ANTHONY KUHN, BYLINE: Every year for the past three years, southwest China's Guizhou province has put on a huge international expo to highlight its new role as a big data hub. Dell, Qualcomm and other tech firms have booths here. Guizhou is landlocked and mountainous, and its economy ranks 25th out of 31 Chinese provinces. But it picked big data to make the most of certain natural advantages.
RAY CHAN: (Through interpreter) It's blessed with a special climate. The average annual temperature here is only 59 Fahrenheit.
KUHN: That's Ray Chan, in charge of big data projects for Foxconn, the Taiwanese electronics company that makes iPhones, Kindles, PlayStations and other gadgets in China. He says big data is the key to Foxconn's strategy to upgrade its business.
RAY: (Through interpreter) We got our start in manufacturing, but we're actually transforming ourselves into a service company.
KUHN: As a matter of fact, China's government wants all of China's industries to upgrade with the help of new technologies such as cloud computing, networked appliances and eventually artificial intelligence. That requires analyzing huge amounts of data to make companies more efficient and storing that data on servers. And that's where Guizhou's climate comes in. There's a cutting-edge example of it about an hour outside the provincial capital.
(SOUNDBITE OF WIND TUNNEL NOISE)
KUHN: So here I am at the Foxconn Green Tunnel Data Center. What they've done is, they've set up a sort of wind tunnel in the space between two mountains. And in the tunnel, they've got 6,000 data servers, and the wind flows through this tunnel at about 2 to 3 meters per second. It saves them a lot of money on electricity and cooling costs.
(SOUNDBITE OF WIND TUNNEL NOISE)
KUHN: Companies in Guizhou are not just collecting big data on businesses, they're collecting it on people in order to improve urban services and education. Xia Yiping is co-founder of the bike sharing firm Mobike. Riders use a smartphone app to locate and unlock their bikes, which are equipped with tracking devices. Xia says all this generates a lot of useful data.
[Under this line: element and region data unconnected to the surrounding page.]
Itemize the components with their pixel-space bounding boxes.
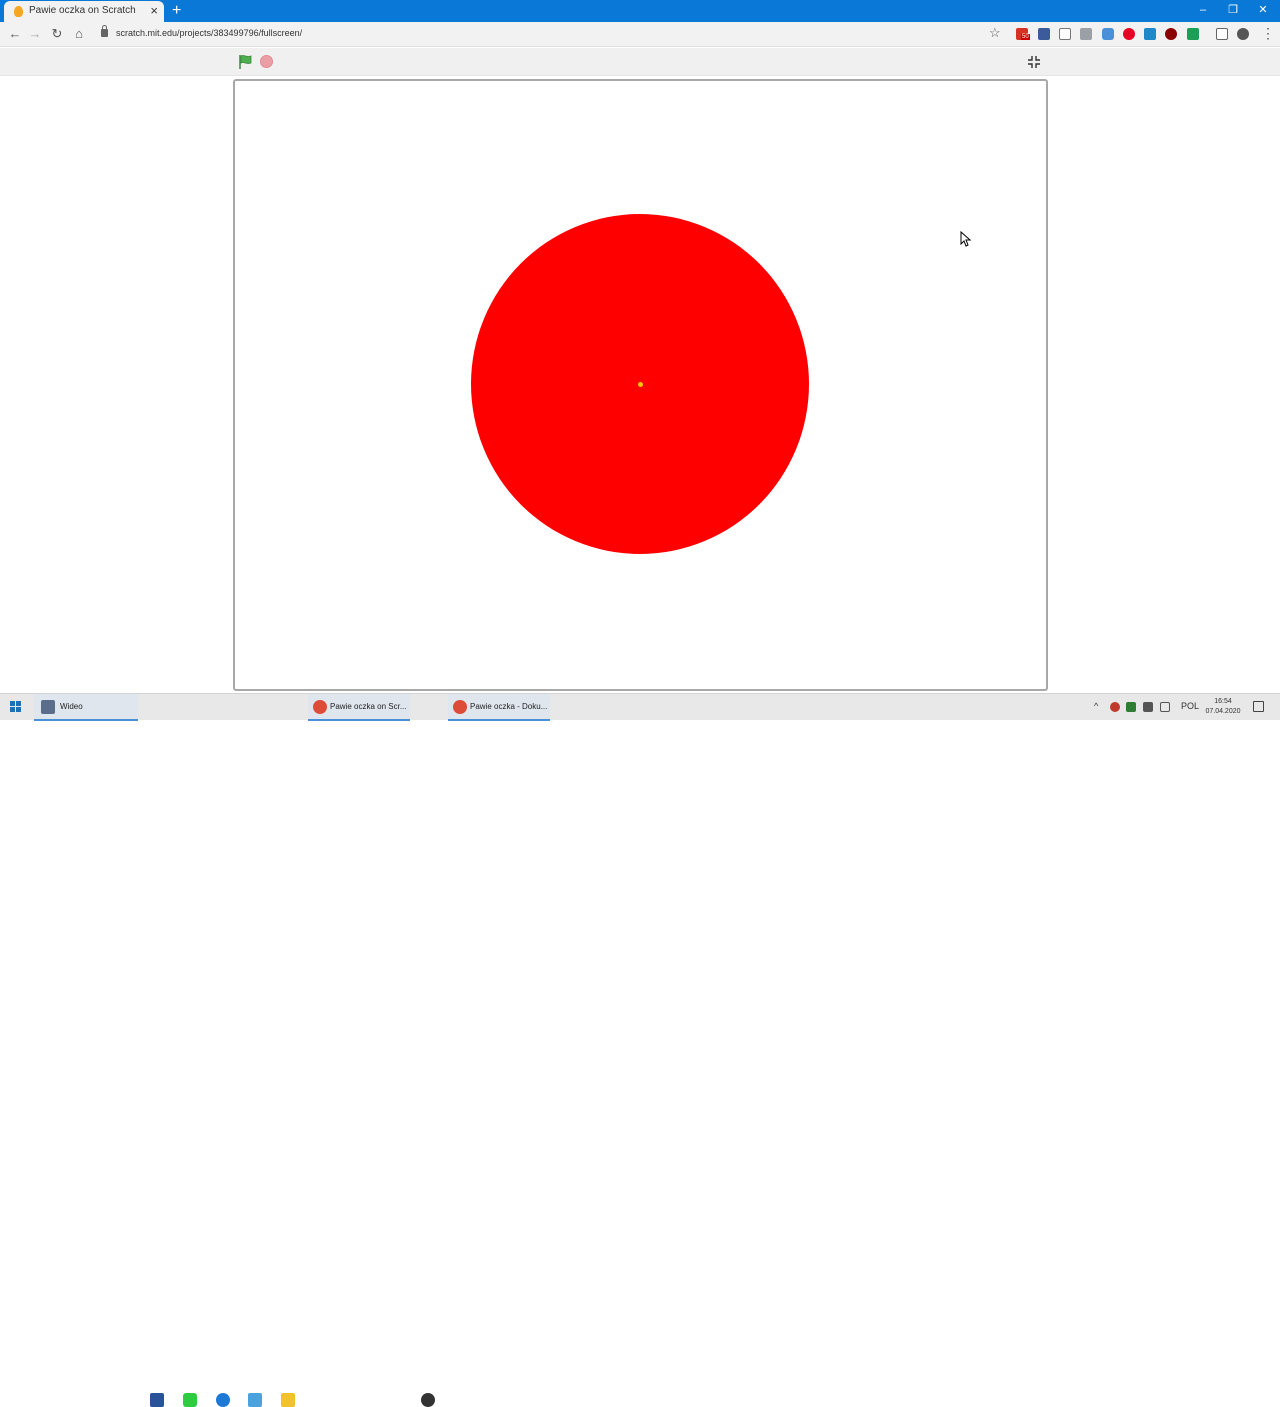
exit-fullscreen-icon[interactable] xyxy=(1027,55,1041,69)
scratch-controls-bar xyxy=(0,48,1280,76)
lock-icon[interactable] xyxy=(101,25,108,37)
tab-close-button[interactable]: × xyxy=(150,3,158,19)
pocket-extension-icon[interactable] xyxy=(1038,28,1050,40)
browser-tab[interactable]: Pawie oczka on Scratch × xyxy=(4,1,164,22)
chrome-icon xyxy=(453,700,467,714)
forward-button[interactable]: → xyxy=(27,26,43,42)
restore-button[interactable]: ❐ xyxy=(1218,2,1248,18)
taskbar-label: Pawie oczka - Doku... xyxy=(470,702,548,711)
clock-time: 16:54 xyxy=(1214,698,1232,705)
taskbar-app-icon[interactable] xyxy=(150,1393,164,1407)
pinterest-extension-icon[interactable] xyxy=(1123,28,1135,40)
windows-start-icon[interactable] xyxy=(10,701,22,713)
clock-date: 07.04.2020 xyxy=(1205,708,1241,715)
tray-chevron-icon[interactable]: ^ xyxy=(1094,701,1098,711)
taskbar-app-icon[interactable] xyxy=(216,1393,230,1407)
windows-taskbar: Wideo Pawie oczka on Scr... Pawie oczka … xyxy=(0,693,1280,1407)
translate-extension-icon[interactable] xyxy=(1144,28,1156,40)
obs-icon[interactable] xyxy=(421,1393,435,1407)
taskbar-label: Pawie oczka on Scr... xyxy=(330,702,407,711)
bookmark-star-icon[interactable]: ☆ xyxy=(989,25,1001,41)
taskbar-item-wideo[interactable]: Wideo xyxy=(34,694,138,721)
taskbar-label: Wideo xyxy=(60,702,83,711)
puzzle-extension-icon[interactable] xyxy=(1080,28,1092,40)
gmail-extension-icon[interactable]: 50 xyxy=(1016,28,1030,40)
language-indicator[interactable]: POL xyxy=(1181,701,1199,711)
profile-avatar[interactable] xyxy=(1237,28,1249,40)
scratch-stage[interactable] xyxy=(233,79,1048,691)
notifications-icon[interactable] xyxy=(1253,701,1264,712)
video-folder-icon xyxy=(41,700,55,714)
minimize-button[interactable]: – xyxy=(1188,2,1218,18)
taskbar-item-chrome-docs[interactable]: Pawie oczka - Doku... xyxy=(448,694,550,721)
taskbar-clock[interactable]: 16:54 07.04.2020 xyxy=(1200,697,1246,717)
browser-menu-button[interactable]: ⋮ xyxy=(1261,25,1275,42)
taskbar-app-icon[interactable] xyxy=(183,1393,197,1407)
screen-extension-icon[interactable] xyxy=(1102,28,1114,40)
clipper-extension-icon[interactable] xyxy=(1059,28,1071,40)
browser-tab-strip: Pawie oczka on Scratch × + – ❐ ✕ xyxy=(0,0,1280,22)
extension-badge: 50 xyxy=(1021,34,1030,40)
sprite-center-dot xyxy=(638,382,643,387)
ublock-extension-icon[interactable] xyxy=(1165,28,1177,40)
green-flag-icon[interactable] xyxy=(238,54,254,70)
battery-icon[interactable] xyxy=(1143,702,1153,712)
tray-app-icon[interactable] xyxy=(1126,702,1136,712)
red-circle-sprite[interactable] xyxy=(471,214,809,554)
network-icon[interactable] xyxy=(1160,702,1170,712)
taskbar-item-chrome-scratch[interactable]: Pawie oczka on Scr... xyxy=(308,694,410,721)
address-bar[interactable]: scratch.mit.edu/projects/383499796/fulls… xyxy=(116,28,302,38)
chrome-icon xyxy=(313,700,327,714)
sheets-extension-icon[interactable] xyxy=(1187,28,1199,40)
reload-button[interactable]: ↻ xyxy=(49,26,65,42)
tray-app-icon[interactable] xyxy=(1110,702,1120,712)
browser-toolbar: ← → ↻ ⌂ scratch.mit.edu/projects/3834997… xyxy=(0,22,1280,47)
mouse-cursor-icon xyxy=(960,231,972,247)
close-window-button[interactable]: ✕ xyxy=(1248,2,1278,18)
taskbar-app-icon[interactable] xyxy=(281,1393,295,1407)
new-tab-button[interactable]: + xyxy=(172,1,181,21)
stop-icon[interactable] xyxy=(260,55,273,68)
back-button[interactable]: ← xyxy=(7,26,23,42)
tab-title: Pawie oczka on Scratch xyxy=(29,5,136,16)
taskbar-app-icon[interactable] xyxy=(248,1393,262,1407)
cast-icon[interactable] xyxy=(1216,28,1228,40)
scratch-favicon-icon xyxy=(14,6,23,17)
home-button[interactable]: ⌂ xyxy=(71,26,87,42)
XIA YIPING: So we use this data to improve our product experience, and secondly, we use the data to dispatch, redistribute the bicycle based on the user requirements.
KUHN: But privacy advocates are concerned that the rise of big data could empower Big Brother. So I ask Xia Yiping.
Are you worried that big data could make it easier to have too much surveillance of citizens?
XIA: I think it's (unintelligible) actually realize that. And, actually, they're drafting a lot of the legislations around that to protect our private information.
KUHN: China's new cybersecurity law bans companies from selling users' personal data to third parties. Chen Gang is the Communist Party secretary of the provincial capital, Guiyang. He says big data has not only fired up the city's economy but also kept its environment clean and its society orderly.
CHEN YANG: (Through interpreter) Through the use of big data, there's been an obvious improvement in public safety. We've protected the good guys and punished the criminal elements.
KUHN: That big data, he adds, comes from an abundance of surveillance cameras on the city's streets.